Publication Type:Journal Article
Keywords: Achondroplasia; Child; Fibroblast growth factor receptor 3 gene; Gene mutation
MeSH: Achondroplasia/genetics*; Child; Humans; Mutation; Osteochondrodysplasias/genetics*; Receptor, Fibroblast Growth Factor, Type 3/genetics*; Retrospective Studies
From: Chinese Journal of Contemporary Pediatrics 2022;24(4):405-410
CountryChina
Language:Chinese
Abstract: OBJECTIVES:To study the clinical features and fibroblast growth factor receptor 3 (FGFR3) gene mutations of children with achondroplasia (ACH) through an analysis of 17 cases.
METHODS:A retrospective analysis was performed on the clinical data and FGFR3 gene detection results of 17 children with ACH who were diagnosed from January 2009 to October 2021.

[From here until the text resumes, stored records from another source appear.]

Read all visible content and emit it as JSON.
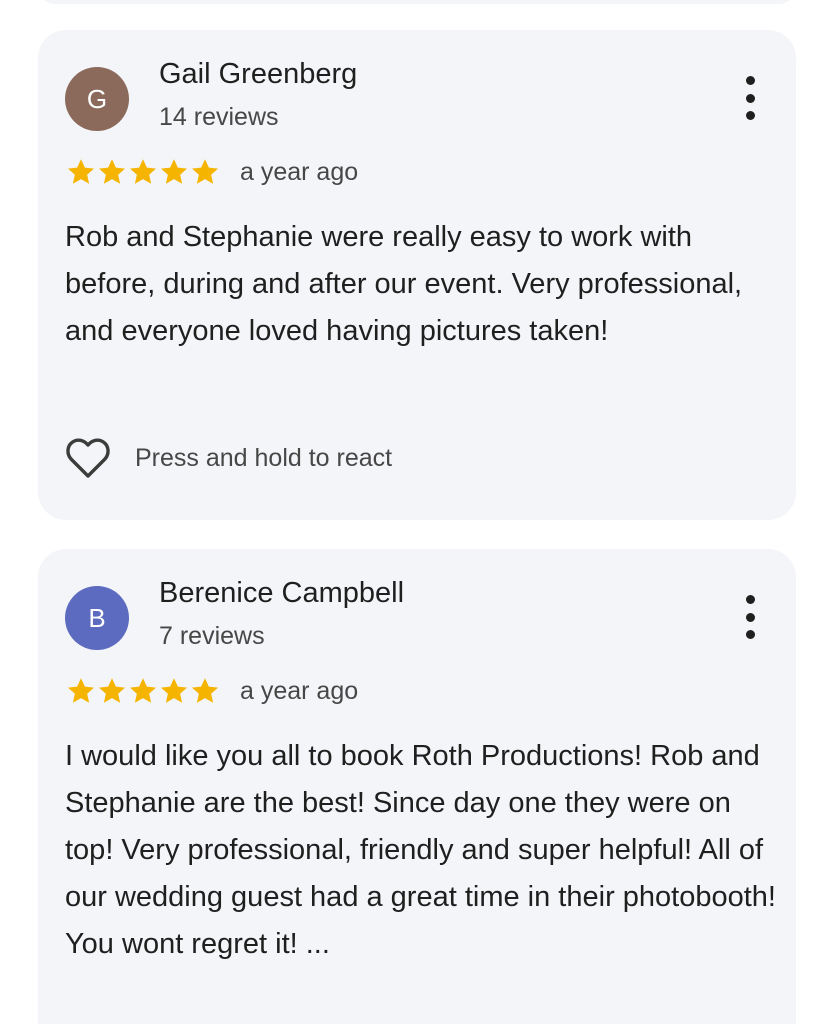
{
  "reviews": [
    {
      "author": "Gail Greenberg",
      "initial": "G",
      "avatar_color": "#8b6a5c",
      "review_count": "14 reviews",
      "rating": 5,
      "time_ago": "a year ago",
      "text": "Rob and Stephanie were really easy to work with before, during and after our event. Very professional, and everyone loved having pictures taken!",
      "react_label": "Press and hold to react",
      "more_icon": "more-vert-icon"
    },
    {
      "author": "Berenice Campbell",
      "initial": "B",
      "avatar_color": "#5c6bc0",
      "review_count": "7 reviews",
      "rating": 5,
      "time_ago": "a year ago",
      "text": "I would like you all to book Roth Productions! Rob and Stephanie are the best! Since day one they were on top! Very professional, friendly and super helpful! All of our wedding guest had a great time in their photobooth! You wont regret it! ...",
      "more_icon": "more-vert-icon"
    }
  ],
  "colors": {
    "card_background": "#f4f5f8",
    "star": "#f5b400",
    "primary_text": "#1f1f1f",
    "secondary_text": "#474747"
  }
}
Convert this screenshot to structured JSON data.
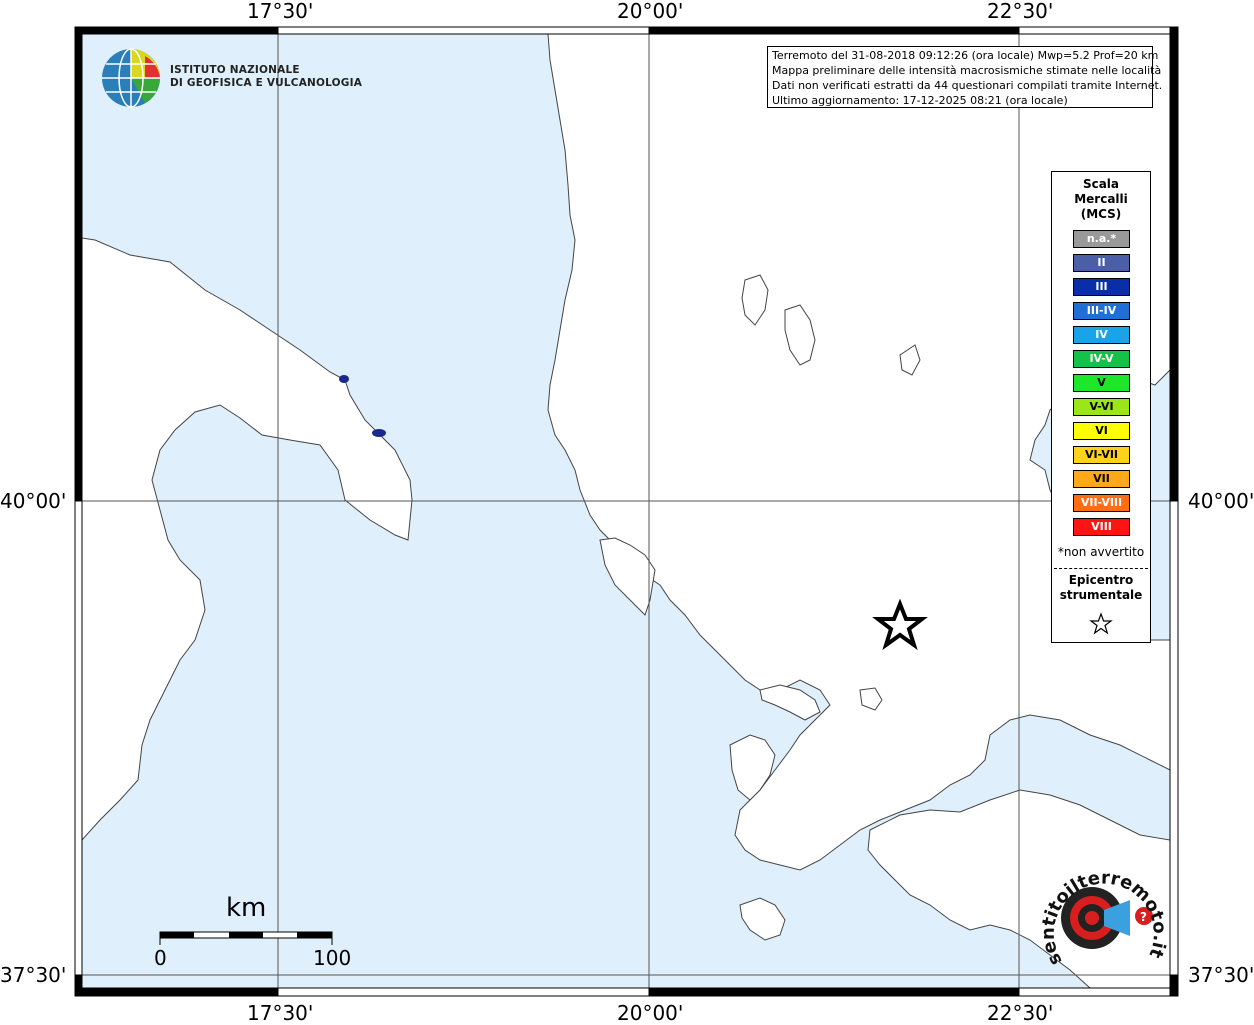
{
  "institute": {
    "line1": "ISTITUTO NAZIONALE",
    "line2": "DI GEOFISICA E VULCANOLOGIA"
  },
  "info": {
    "line1": "Terremoto del 31-08-2018 09:12:26 (ora locale) Mwp=5.2 Prof=20 km",
    "line2": "Mappa preliminare delle intensità macrosismiche stimate nelle località",
    "line3": "Dati non verificati estratti da 44 questionari compilati tramite Internet.",
    "line4": "Ultimo aggiornamento: 17-12-2025 08:21 (ora locale)"
  },
  "coordinates": {
    "lon_left": "17°30'",
    "lon_mid": "20°00'",
    "lon_right": "22°30'",
    "lat_mid": "40°00'",
    "lat_bottom": "37°30'"
  },
  "legend": {
    "title1": "Scala",
    "title2": "Mercalli",
    "title3": "(MCS)",
    "items": [
      {
        "label": "n.a.*",
        "color": "#999999"
      },
      {
        "label": "II",
        "color": "#4a5fa8"
      },
      {
        "label": "III",
        "color": "#0a2ea8"
      },
      {
        "label": "III-IV",
        "color": "#1f6fd6"
      },
      {
        "label": "IV",
        "color": "#1aa3e8"
      },
      {
        "label": "IV-V",
        "color": "#14c24a"
      },
      {
        "label": "V",
        "color": "#1ee62a"
      },
      {
        "label": "V-VI",
        "color": "#9ae61a"
      },
      {
        "label": "VI",
        "color": "#ffff00"
      },
      {
        "label": "VI-VII",
        "color": "#ffd21a"
      },
      {
        "label": "VII",
        "color": "#ffa81a"
      },
      {
        "label": "VII-VIII",
        "color": "#ff6e14"
      },
      {
        "label": "VIII",
        "color": "#ff1414"
      }
    ],
    "note": "*non avvertito",
    "epicenter1": "Epicentro",
    "epicenter2": "strumentale"
  },
  "scale_bar": {
    "unit": "km",
    "min": "0",
    "max": "100"
  },
  "colors": {
    "sea": "#dff0fc",
    "land": "#ffffff",
    "grid": "#555555"
  },
  "watermark": {
    "text": "sentitoilterremoto.it"
  }
}
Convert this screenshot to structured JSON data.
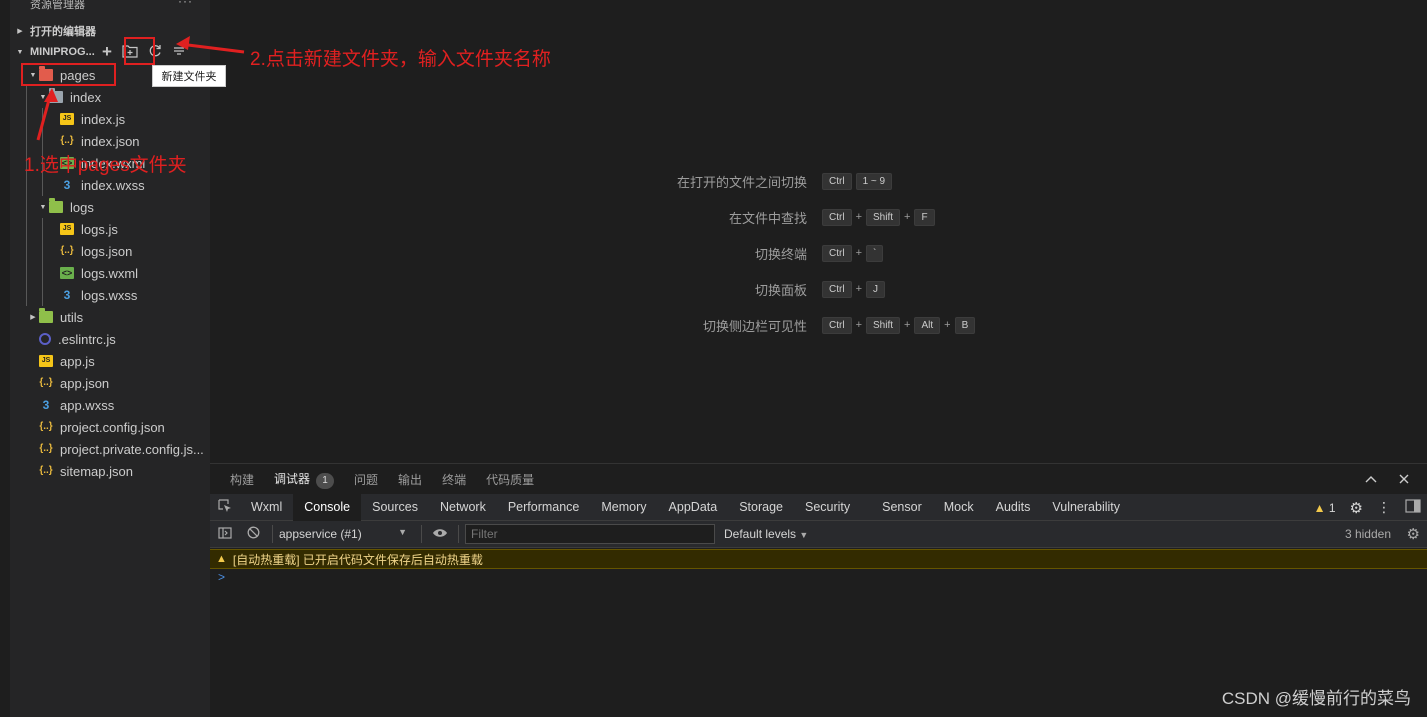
{
  "sidebar": {
    "title": "资源管理器",
    "more": "···",
    "open_editors": "打开的编辑器",
    "project": "MINIPROG...",
    "tooltip": "新建文件夹",
    "tree": [
      {
        "label": "pages",
        "icon": "folder-red-icon",
        "expanded": true
      },
      {
        "label": "index",
        "icon": "folder-icon",
        "expanded": true
      },
      {
        "label": "index.js",
        "icon": "js-file-icon"
      },
      {
        "label": "index.json",
        "icon": "json-file-icon"
      },
      {
        "label": "index.wxml",
        "icon": "wxml-file-icon"
      },
      {
        "label": "index.wxss",
        "icon": "wxss-file-icon"
      },
      {
        "label": "logs",
        "icon": "folder-green-icon",
        "expanded": true
      },
      {
        "label": "logs.js",
        "icon": "js-file-icon"
      },
      {
        "label": "logs.json",
        "icon": "json-file-icon"
      },
      {
        "label": "logs.wxml",
        "icon": "wxml-file-icon"
      },
      {
        "label": "logs.wxss",
        "icon": "wxss-file-icon"
      },
      {
        "label": "utils",
        "icon": "folder-green-icon",
        "expanded": false
      },
      {
        "label": ".eslintrc.js",
        "icon": "eslint-icon"
      },
      {
        "label": "app.js",
        "icon": "js-file-icon"
      },
      {
        "label": "app.json",
        "icon": "json-file-icon"
      },
      {
        "label": "app.wxss",
        "icon": "wxss-file-icon"
      },
      {
        "label": "project.config.json",
        "icon": "json-file-icon"
      },
      {
        "label": "project.private.config.js...",
        "icon": "json-file-icon"
      },
      {
        "label": "sitemap.json",
        "icon": "json-file-icon"
      }
    ]
  },
  "annotations": {
    "step1": "1.选中pages文件夹",
    "step2": "2.点击新建文件夹，输入文件夹名称",
    "color": "#e02020"
  },
  "shortcuts": [
    {
      "label": "在打开的文件之间切换",
      "keys": [
        "Ctrl",
        "1 ~ 9"
      ]
    },
    {
      "label": "在文件中查找",
      "keys": [
        "Ctrl",
        "+",
        "Shift",
        "+",
        "F"
      ]
    },
    {
      "label": "切换终端",
      "keys": [
        "Ctrl",
        "+",
        "`"
      ]
    },
    {
      "label": "切换面板",
      "keys": [
        "Ctrl",
        "+",
        "J"
      ]
    },
    {
      "label": "切换侧边栏可见性",
      "keys": [
        "Ctrl",
        "+",
        "Shift",
        "+",
        "Alt",
        "+",
        "B"
      ]
    }
  ],
  "panel": {
    "tabs": [
      {
        "label": "构建",
        "active": false
      },
      {
        "label": "调试器",
        "active": true,
        "badge": "1"
      },
      {
        "label": "问题",
        "active": false
      },
      {
        "label": "输出",
        "active": false
      },
      {
        "label": "终端",
        "active": false
      },
      {
        "label": "代码质量",
        "active": false
      }
    ],
    "devtools_tabs": [
      "Wxml",
      "Console",
      "Sources",
      "Network",
      "Performance",
      "Memory",
      "AppData",
      "Storage",
      "Security",
      "Sensor",
      "Mock",
      "Audits",
      "Vulnerability"
    ],
    "devtools_active": "Console",
    "warning_count": "1",
    "context": "appservice (#1)",
    "filter_placeholder": "Filter",
    "levels": "Default levels",
    "hidden": "3 hidden",
    "console_message": "[自动热重载] 已开启代码文件保存后自动热重载",
    "prompt": ">"
  },
  "watermark": "CSDN @缓慢前行的菜鸟"
}
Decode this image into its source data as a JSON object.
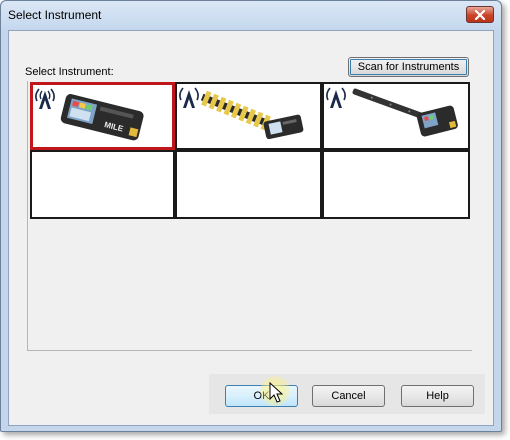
{
  "window": {
    "title": "Select Instrument"
  },
  "dialog": {
    "select_label": "Select Instrument:",
    "scan_button": "Scan for Instruments"
  },
  "buttons": {
    "ok": "OK",
    "cancel": "Cancel",
    "help": "Help"
  },
  "instruments": [
    {
      "slot": 1,
      "icon": "handheld-meter-device",
      "selected": true
    },
    {
      "slot": 2,
      "icon": "sensor-probe-array-device",
      "selected": false
    },
    {
      "slot": 3,
      "icon": "long-probe-meter-device",
      "selected": false
    },
    {
      "slot": 4,
      "icon": "empty-slot",
      "selected": false
    },
    {
      "slot": 5,
      "icon": "empty-slot",
      "selected": false
    },
    {
      "slot": 6,
      "icon": "empty-slot",
      "selected": false
    }
  ],
  "colors": {
    "selection_border": "#c0171c",
    "dialog_background": "#f0f0f0",
    "frame": "#c3d6ec"
  }
}
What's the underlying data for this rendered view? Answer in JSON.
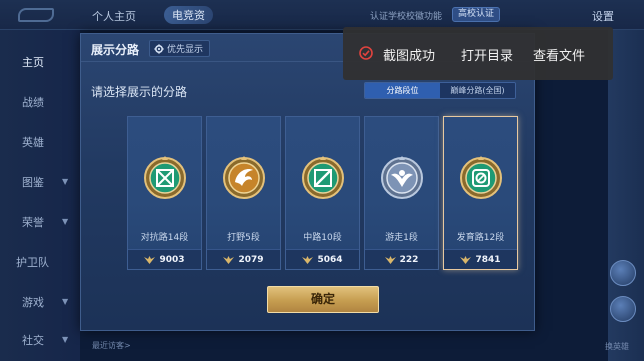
{
  "topbar": {
    "tab_personal": "个人主页",
    "tab_battle": "电竞资",
    "right_text": "认证学校校徽功能",
    "campus_badge": "高校认证",
    "settings": "设置"
  },
  "sidebar": {
    "items": [
      "主页",
      "战绩",
      "英雄",
      "图鉴",
      "荣誉",
      "护卫队",
      "游戏",
      "社交"
    ]
  },
  "bottom": {
    "recent_visitors": "最近访客>",
    "hero_btn": "换英雄"
  },
  "dialog": {
    "title": "展示分路",
    "priority_label": "优先显示",
    "prompt": "请选择展示的分路",
    "seg_tabs": [
      "分路段位",
      "巅峰分路(全国)"
    ],
    "lanes": [
      {
        "label": "对抗路14段",
        "score": "9003",
        "selected": false,
        "color": "#2fbf8f"
      },
      {
        "label": "打野5段",
        "score": "2079",
        "selected": false,
        "color": "#d48d2a"
      },
      {
        "label": "中路10段",
        "score": "5064",
        "selected": false,
        "color": "#2fbf8f"
      },
      {
        "label": "游走1段",
        "score": "222",
        "selected": false,
        "color": "#8aa4c8"
      },
      {
        "label": "发育路12段",
        "score": "7841",
        "selected": true,
        "color": "#2fbf8f"
      }
    ],
    "confirm": "确定"
  },
  "toast": {
    "success": "截图成功",
    "open_dir": "打开目录",
    "view_file": "查看文件",
    "accent": "#e0433e"
  }
}
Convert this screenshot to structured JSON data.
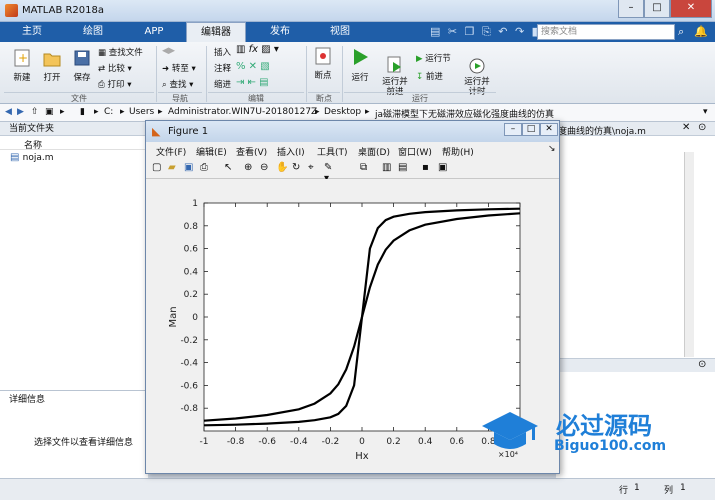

RESULTS:Of the 17 children with ACH, common clinical manifestations included disproportionate short stature (100%, 17/17), macrocephaly (100%, 17/17), trident hand (82%, 14/17), and genu varum (88%, 15/17). The common imaging findings were rhizomelic shortening of the long bones (100%, 17/17) and narrowing of the lumbar intervertebral space (88%, 15/17). Major complications included skeletal dysplasia (100%, 17/17), middle ear dysfunction (82%, 14/17), motor/language developmental delay (88%, 15/17), chronic pain (59%, 10/17), sleep apnea (53%, 9/17), obesity (41%, 7/17), foramen magnum stenosis (35%, 6/17), and hydrocephalus (24%, 4/17). All 17 children (100%) had FGFR3 mutations, among whom 13 had c.1138G>A hotspot mutations of the FGFR3 gene, 2 had c.1138G>C mutations of the FGFR3 gene, and 2 had unreported mutations, with c.1252C>T mutations of the FGFR3 gene in one child and c.445+2_445+5delTAGG mutations of the FGFR3 gene in the other child.
CONCLUSIONS:This study identifies the unreported mutation sites of the FGFR3 gene, which extends the gene mutation spectrum of ACH. ACH is a progressive disease requiring lifelong management through multidisciplinary collaboration.